Trasmettiamo i valori anche attraverso le regole che diamo ai nostri figli, anche se spesso non ci pensiamo. Una regola è anche ciò che consentiamo ai nostri figli di fare o non fare, che sia andare a un rave-party fino all’alba, farsi un tatuaggio a 15 anni o portare un perizoma in spiaggia a 14 anni, di quelli da ‘rischio infarto’ per un genoma XY che sia lì di passaggio. Ebbene sì, datemi pure della bacchettona, ma vi confido che ero un po’ perplessa dell’invasione di succinti costumini modello brasiliano indossati da avvenenti adolescenti, che sarebbero bellissime anche con i costumi a pantalone delle nostre bisnonne. Quelle ragazzine erano in vacanza al mare con la famiglia, non da sole con le amiche.
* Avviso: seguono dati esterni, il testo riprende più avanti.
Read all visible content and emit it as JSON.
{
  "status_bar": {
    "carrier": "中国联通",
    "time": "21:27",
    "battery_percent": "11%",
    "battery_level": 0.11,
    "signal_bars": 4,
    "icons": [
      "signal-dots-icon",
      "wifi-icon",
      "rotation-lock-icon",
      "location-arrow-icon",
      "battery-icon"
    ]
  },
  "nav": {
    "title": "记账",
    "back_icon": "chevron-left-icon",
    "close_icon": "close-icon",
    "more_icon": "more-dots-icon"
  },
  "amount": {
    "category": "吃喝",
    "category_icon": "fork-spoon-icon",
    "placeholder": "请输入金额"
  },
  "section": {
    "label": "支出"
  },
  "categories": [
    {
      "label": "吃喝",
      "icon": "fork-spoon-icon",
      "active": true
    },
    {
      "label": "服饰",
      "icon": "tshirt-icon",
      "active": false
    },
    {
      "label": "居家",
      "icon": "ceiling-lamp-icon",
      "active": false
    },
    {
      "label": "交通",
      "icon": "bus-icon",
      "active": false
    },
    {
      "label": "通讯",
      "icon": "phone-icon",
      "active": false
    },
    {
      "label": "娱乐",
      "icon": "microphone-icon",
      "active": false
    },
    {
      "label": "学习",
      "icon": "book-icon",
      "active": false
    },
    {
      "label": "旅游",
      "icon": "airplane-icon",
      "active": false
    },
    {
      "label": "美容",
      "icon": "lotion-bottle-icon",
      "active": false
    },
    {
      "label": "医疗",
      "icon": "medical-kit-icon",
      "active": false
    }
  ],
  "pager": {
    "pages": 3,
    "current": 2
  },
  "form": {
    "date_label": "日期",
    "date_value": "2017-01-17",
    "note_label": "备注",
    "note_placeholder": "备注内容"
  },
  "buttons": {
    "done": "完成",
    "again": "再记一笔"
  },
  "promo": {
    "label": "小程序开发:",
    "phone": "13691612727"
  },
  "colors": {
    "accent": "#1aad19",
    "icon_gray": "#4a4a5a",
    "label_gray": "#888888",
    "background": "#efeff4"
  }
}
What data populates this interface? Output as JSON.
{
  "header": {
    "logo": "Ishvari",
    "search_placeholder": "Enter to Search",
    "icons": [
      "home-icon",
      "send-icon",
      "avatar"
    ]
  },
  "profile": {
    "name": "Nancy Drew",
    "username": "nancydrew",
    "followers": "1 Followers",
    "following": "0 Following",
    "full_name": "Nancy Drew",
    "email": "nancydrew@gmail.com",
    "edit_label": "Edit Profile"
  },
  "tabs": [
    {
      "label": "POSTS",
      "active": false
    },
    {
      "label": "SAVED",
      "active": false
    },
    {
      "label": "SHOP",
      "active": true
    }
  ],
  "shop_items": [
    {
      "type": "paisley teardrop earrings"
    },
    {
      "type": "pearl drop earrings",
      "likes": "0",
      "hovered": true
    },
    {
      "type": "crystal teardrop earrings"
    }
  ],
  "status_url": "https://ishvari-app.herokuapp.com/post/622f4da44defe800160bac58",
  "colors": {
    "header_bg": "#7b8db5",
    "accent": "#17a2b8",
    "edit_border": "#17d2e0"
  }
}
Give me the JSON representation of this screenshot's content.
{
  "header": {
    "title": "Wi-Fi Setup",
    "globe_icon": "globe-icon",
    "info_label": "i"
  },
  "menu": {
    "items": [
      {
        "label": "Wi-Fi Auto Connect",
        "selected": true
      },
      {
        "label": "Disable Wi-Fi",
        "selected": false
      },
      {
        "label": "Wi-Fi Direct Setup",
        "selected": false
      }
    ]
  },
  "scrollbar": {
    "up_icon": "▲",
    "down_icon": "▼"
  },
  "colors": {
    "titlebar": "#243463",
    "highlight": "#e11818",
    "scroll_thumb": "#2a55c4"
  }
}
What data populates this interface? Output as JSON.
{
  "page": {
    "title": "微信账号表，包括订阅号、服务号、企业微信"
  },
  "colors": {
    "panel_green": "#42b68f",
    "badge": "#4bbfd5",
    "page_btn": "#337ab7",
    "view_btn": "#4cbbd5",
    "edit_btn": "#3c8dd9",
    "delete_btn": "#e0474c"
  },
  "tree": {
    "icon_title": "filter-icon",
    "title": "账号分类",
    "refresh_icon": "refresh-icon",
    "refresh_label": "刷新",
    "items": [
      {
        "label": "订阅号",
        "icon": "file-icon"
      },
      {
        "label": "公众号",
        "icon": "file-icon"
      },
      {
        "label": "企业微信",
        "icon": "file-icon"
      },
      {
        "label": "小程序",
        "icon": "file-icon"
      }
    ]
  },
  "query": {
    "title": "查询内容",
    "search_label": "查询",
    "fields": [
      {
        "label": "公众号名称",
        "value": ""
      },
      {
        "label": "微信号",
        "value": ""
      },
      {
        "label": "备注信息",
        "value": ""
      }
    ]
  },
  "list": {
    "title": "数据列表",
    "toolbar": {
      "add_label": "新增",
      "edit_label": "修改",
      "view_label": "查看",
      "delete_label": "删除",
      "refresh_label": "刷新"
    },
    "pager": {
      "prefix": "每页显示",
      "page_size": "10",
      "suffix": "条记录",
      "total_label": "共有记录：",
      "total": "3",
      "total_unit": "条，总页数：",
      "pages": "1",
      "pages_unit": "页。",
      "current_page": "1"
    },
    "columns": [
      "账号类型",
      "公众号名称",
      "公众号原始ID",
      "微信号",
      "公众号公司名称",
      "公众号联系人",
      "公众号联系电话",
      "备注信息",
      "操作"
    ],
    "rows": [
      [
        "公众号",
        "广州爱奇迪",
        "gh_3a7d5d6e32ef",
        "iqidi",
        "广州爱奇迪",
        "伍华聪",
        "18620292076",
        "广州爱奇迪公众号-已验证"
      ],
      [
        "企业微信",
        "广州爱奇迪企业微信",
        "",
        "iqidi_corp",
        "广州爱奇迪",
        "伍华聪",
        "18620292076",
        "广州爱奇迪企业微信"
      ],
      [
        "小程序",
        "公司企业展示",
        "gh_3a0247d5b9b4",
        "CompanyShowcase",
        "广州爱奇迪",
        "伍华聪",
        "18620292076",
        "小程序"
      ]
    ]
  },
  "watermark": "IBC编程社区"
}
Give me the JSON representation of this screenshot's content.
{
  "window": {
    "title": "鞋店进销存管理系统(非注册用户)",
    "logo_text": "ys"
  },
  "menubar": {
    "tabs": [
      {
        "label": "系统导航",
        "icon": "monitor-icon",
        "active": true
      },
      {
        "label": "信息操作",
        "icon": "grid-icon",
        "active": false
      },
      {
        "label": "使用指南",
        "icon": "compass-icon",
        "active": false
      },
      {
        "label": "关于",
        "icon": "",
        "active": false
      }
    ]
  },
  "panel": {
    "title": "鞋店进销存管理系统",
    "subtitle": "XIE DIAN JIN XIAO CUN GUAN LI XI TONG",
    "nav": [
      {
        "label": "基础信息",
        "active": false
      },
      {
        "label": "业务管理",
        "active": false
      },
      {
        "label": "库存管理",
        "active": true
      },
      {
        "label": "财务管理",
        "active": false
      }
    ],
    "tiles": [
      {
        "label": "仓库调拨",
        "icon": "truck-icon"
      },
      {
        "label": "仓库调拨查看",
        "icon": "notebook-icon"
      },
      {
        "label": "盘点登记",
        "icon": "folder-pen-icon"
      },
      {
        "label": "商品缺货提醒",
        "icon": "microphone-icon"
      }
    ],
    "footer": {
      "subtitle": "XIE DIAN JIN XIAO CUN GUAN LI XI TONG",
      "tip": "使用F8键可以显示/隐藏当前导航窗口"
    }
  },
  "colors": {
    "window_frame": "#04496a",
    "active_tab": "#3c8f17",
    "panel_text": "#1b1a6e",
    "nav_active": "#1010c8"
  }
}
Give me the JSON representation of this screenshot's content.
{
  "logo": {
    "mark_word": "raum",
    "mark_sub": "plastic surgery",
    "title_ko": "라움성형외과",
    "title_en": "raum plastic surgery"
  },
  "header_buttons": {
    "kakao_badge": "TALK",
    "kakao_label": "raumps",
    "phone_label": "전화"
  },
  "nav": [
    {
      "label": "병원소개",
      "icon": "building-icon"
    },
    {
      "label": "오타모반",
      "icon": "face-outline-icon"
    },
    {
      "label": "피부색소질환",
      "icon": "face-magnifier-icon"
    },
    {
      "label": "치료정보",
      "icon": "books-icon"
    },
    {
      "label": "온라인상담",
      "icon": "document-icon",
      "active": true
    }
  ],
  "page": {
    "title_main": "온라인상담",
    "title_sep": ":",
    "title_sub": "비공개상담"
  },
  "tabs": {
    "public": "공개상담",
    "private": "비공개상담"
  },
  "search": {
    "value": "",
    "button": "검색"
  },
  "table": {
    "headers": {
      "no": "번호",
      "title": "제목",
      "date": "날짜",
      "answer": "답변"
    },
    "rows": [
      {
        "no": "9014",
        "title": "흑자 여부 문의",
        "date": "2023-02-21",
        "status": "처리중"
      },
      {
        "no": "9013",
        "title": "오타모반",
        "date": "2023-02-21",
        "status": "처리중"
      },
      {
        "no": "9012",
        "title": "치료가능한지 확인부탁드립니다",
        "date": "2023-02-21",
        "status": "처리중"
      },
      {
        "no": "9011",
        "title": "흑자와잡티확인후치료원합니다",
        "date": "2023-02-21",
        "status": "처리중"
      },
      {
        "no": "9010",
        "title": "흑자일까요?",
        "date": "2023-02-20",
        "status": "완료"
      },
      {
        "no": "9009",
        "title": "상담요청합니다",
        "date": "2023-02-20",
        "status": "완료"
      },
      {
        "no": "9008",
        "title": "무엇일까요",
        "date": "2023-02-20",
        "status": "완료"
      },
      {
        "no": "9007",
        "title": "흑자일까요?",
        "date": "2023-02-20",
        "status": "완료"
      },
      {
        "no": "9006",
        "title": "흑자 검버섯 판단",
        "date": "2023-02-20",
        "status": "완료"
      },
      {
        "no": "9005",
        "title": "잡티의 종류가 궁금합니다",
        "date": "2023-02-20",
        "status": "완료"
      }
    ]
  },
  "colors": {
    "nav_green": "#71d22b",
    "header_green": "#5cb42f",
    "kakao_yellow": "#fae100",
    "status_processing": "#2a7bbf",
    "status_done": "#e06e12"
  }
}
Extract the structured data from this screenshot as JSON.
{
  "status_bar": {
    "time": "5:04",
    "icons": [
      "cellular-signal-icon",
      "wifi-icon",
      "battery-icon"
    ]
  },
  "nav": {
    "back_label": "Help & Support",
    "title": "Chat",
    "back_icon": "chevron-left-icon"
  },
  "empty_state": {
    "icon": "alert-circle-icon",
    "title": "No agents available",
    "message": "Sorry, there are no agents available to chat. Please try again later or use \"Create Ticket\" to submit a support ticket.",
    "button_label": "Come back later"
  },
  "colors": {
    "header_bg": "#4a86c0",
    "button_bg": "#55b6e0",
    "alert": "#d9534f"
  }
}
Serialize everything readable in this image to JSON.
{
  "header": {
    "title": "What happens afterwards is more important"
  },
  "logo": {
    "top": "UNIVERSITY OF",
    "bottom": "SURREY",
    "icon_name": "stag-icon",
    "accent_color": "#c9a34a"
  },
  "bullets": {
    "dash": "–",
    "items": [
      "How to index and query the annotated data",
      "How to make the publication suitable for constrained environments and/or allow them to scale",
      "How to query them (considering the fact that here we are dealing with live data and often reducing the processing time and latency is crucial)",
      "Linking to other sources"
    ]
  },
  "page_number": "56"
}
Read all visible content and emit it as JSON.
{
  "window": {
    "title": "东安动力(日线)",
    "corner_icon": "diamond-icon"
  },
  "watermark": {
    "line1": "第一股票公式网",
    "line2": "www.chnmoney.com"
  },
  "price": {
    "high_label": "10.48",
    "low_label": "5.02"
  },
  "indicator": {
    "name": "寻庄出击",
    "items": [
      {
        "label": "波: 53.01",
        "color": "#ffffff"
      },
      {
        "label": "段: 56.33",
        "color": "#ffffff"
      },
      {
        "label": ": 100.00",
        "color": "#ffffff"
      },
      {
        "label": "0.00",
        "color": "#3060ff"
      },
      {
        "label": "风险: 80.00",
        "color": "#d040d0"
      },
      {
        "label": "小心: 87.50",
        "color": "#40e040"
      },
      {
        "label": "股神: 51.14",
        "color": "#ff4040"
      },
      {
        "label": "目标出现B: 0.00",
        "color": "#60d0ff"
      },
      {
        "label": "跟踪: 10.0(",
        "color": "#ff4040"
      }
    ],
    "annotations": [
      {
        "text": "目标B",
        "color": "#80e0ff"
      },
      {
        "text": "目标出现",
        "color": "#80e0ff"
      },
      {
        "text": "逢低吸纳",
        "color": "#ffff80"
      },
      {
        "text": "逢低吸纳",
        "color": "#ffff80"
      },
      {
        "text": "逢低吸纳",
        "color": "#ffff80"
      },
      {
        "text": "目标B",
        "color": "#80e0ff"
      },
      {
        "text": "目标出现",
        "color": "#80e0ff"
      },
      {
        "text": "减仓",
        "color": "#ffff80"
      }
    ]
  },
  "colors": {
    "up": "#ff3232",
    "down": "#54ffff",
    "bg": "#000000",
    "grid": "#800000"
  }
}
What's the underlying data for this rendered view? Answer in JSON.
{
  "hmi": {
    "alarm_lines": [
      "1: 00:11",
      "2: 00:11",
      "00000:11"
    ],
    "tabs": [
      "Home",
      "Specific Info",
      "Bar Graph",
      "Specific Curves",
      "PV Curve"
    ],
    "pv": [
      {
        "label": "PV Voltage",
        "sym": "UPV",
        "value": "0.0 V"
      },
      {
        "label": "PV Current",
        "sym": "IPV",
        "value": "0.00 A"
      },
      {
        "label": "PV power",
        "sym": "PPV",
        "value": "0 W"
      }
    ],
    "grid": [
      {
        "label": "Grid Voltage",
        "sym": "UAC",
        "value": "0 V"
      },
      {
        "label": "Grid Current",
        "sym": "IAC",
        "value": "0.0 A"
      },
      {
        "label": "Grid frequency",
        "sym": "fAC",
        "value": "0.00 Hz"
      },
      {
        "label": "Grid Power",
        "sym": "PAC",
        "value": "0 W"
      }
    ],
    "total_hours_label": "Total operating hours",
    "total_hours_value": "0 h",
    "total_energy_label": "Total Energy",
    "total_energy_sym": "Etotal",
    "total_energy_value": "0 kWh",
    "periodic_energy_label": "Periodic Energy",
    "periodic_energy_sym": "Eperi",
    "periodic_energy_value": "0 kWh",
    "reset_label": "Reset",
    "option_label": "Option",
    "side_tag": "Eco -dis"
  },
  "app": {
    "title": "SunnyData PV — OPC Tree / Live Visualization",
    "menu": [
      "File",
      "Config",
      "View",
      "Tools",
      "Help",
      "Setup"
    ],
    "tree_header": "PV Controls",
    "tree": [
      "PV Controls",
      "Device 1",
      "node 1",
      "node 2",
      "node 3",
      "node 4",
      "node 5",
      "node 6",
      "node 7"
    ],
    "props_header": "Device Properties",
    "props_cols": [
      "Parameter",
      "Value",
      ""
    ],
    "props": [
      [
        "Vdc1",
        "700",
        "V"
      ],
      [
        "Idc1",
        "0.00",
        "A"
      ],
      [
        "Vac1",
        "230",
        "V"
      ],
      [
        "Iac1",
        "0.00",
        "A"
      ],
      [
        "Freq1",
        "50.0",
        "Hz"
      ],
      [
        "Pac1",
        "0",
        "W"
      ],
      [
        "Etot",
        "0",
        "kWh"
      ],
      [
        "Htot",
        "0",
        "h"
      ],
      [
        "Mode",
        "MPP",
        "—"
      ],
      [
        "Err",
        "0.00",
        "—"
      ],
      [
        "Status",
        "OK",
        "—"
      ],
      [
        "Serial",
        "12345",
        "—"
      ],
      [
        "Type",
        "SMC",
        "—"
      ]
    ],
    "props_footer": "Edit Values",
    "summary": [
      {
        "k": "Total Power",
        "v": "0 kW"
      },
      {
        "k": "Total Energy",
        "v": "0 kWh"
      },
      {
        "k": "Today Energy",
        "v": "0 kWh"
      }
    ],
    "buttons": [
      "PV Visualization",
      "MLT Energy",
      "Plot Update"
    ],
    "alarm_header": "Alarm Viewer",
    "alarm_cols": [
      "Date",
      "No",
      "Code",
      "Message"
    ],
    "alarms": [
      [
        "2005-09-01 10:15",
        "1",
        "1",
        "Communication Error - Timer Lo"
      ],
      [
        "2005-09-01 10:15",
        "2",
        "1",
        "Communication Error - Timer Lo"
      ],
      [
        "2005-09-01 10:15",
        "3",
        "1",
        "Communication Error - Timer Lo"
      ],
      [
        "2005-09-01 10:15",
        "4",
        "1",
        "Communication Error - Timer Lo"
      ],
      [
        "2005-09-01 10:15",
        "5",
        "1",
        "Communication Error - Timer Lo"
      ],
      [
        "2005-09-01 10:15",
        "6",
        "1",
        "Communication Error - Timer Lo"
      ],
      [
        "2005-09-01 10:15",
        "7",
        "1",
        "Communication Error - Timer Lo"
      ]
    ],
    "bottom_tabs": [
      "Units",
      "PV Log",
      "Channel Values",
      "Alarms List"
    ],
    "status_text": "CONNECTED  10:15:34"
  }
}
Quei costumi da capogiro non erano una scelta trasgressiva, erano una scelta ordinaria.
Ora, la domanda sorge spontanea: dove sono finiti i genitori di una volta? Quelli del “quel costume non te lo puoi mettere finché andrai in giro con me!”, quelli che spiegano a una figlia che forse “un’immagine così sexy e ammiccante a 14 anni non è opportuna”, quelli che spiegano che “contano i muscoli delle gambe, ma anche quelli del cervello”. Quelli che pensano che, insomma, ci sia ancora una questione morale da trasmettere.
Io lo so che ci sono quei genitori, ma a volte hanno paura. Paura di sembrare vecchi, moralisti, retrogradi. Hanno paura che dire di no significhi perdere la relazione con i figli. Invece siamo “modello intenzionale” anche nella nostra capacità di gestire i limiti e dare regole. E i ragazzi lo sanno. E ci guardano. Loro fanno i ragazzi. A noi tocca fare gli adulti.